Here are the dull basics: the heroine is an English gentlewoman whose fortunes have been so reduced that she must teach in France for a living. Whilst living in France she encounters various interesting new acquaintances and is reacquainted with some persons from her old, more prosperous, happy life. As with the other Brontë novels, the novel’s settings and characters are few and the plot focuses more on emotions than actions/movements and other external things. 

This story is not great or adventurous rather it is sweet and gentleforgive my limited descriptive words. If you were expecting and wishing for grandeur in plot or emotion along the lines of Jane Eyre and Wuthering Heights, you will be disappointed.

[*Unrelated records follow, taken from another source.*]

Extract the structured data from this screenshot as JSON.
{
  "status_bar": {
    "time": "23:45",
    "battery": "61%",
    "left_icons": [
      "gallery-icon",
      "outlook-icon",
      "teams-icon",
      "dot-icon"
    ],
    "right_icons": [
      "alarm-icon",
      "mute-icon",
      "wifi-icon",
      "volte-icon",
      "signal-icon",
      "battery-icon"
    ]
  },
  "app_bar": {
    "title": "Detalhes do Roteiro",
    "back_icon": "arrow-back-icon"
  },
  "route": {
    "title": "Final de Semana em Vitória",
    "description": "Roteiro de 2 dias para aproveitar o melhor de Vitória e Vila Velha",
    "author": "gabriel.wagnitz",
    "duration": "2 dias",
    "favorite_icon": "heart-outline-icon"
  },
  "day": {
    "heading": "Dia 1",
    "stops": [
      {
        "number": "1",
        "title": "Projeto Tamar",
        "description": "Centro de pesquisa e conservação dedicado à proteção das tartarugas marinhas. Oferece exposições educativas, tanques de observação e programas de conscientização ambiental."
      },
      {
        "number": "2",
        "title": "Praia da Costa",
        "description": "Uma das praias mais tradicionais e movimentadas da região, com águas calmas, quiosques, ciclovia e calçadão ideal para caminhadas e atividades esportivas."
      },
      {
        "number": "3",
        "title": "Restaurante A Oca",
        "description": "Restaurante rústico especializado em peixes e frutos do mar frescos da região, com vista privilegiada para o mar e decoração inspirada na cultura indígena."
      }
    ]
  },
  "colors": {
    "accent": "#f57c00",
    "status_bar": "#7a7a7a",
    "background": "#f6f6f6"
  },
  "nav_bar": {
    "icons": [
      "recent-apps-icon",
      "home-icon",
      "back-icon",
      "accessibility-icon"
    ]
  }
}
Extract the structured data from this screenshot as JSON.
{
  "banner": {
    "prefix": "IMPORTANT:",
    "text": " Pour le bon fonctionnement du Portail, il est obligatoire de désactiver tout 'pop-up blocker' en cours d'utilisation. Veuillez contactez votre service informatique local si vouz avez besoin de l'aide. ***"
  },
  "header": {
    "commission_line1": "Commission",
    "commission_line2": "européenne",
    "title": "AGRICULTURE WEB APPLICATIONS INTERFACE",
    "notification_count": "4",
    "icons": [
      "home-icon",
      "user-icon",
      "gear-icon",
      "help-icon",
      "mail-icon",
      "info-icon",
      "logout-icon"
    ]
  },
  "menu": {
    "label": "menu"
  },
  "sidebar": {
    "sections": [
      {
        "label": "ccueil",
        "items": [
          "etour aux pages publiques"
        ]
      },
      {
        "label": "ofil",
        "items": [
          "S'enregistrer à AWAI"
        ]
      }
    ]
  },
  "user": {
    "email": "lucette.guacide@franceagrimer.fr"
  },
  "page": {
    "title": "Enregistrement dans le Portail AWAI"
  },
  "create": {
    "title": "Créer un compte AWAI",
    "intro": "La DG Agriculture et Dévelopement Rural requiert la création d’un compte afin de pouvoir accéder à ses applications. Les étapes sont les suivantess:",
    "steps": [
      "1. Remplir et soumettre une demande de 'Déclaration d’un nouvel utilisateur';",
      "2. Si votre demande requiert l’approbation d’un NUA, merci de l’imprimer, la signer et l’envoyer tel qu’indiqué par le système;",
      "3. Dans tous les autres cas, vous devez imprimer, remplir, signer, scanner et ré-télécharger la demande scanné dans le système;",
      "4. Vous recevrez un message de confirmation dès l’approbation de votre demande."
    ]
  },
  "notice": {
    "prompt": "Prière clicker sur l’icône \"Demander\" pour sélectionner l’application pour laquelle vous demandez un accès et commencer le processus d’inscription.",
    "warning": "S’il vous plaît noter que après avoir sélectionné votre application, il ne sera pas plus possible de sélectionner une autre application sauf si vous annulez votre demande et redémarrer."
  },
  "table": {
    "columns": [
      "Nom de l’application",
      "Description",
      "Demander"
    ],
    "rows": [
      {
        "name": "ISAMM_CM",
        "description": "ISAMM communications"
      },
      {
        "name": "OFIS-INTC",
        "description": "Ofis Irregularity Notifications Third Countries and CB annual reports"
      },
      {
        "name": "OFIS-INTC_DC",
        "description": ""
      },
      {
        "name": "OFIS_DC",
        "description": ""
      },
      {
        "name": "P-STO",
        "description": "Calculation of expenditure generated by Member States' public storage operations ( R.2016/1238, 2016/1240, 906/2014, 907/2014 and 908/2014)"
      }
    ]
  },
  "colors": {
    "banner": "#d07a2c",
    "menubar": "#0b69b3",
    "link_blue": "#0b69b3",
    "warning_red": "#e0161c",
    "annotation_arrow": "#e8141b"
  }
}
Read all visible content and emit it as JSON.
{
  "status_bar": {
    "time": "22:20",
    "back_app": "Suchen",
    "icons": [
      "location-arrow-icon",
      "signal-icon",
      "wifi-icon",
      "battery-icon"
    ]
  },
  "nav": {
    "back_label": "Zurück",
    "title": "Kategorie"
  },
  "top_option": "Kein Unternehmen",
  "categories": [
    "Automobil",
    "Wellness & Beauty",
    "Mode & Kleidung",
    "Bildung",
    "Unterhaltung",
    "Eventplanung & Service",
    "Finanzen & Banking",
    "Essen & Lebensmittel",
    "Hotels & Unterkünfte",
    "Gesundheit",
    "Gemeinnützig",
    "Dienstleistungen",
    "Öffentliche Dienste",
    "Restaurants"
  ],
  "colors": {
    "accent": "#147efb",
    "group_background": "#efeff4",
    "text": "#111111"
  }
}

I will admit, I did think in the beginning that it dragged, but it most certainly grew on me exceedingly, and I ended up thinking that it ended too soon. I thought that it would be my least favorite of the Brontë novels, but it might just be one of my favorites. Besides the slowness I have one other quibble although it is more to do with my lack of culture, than true error in the novel. The novel is set in France, and there are several exchanges in French that probably would lose shades of meaning if translated into English. I believe there were some lines of French in Jane Eyre, but in Villette the French is much more extensive. I want to learn French and go back and reread this novel to see what I missed. Young ladies of proper education (ahem, accomplished young ladies) of this period knew French, so these inclusions are not oddities.

I love “homey” stories, but I think this one deserves a little more prestige than a “homey” storyit is more intricate than it first appears. I don’t mean intricate in plot; the plot is quite simple. The emotions are the intricate part. I love stories that lack passionate descriptions of emotions—I find that often such descriptions ring shallow, but I prefer the novels where the emotions are repressed, as it were, under the words, and you have to be sensitive to hear them throb, but when you do, you know that they are deep. That is the kind of depth that is in this novel, well, it is in Shirley as well. I think Jane Eyre and Wuthering Heights have this kind as well as the more overt kind although in those the overt emotion does not ring shallow.

I would reread Villette again, but I wish the ending was a bit longer. I felt that the best part was cut off from me—the door of the perfect happiness in the story shut in my face.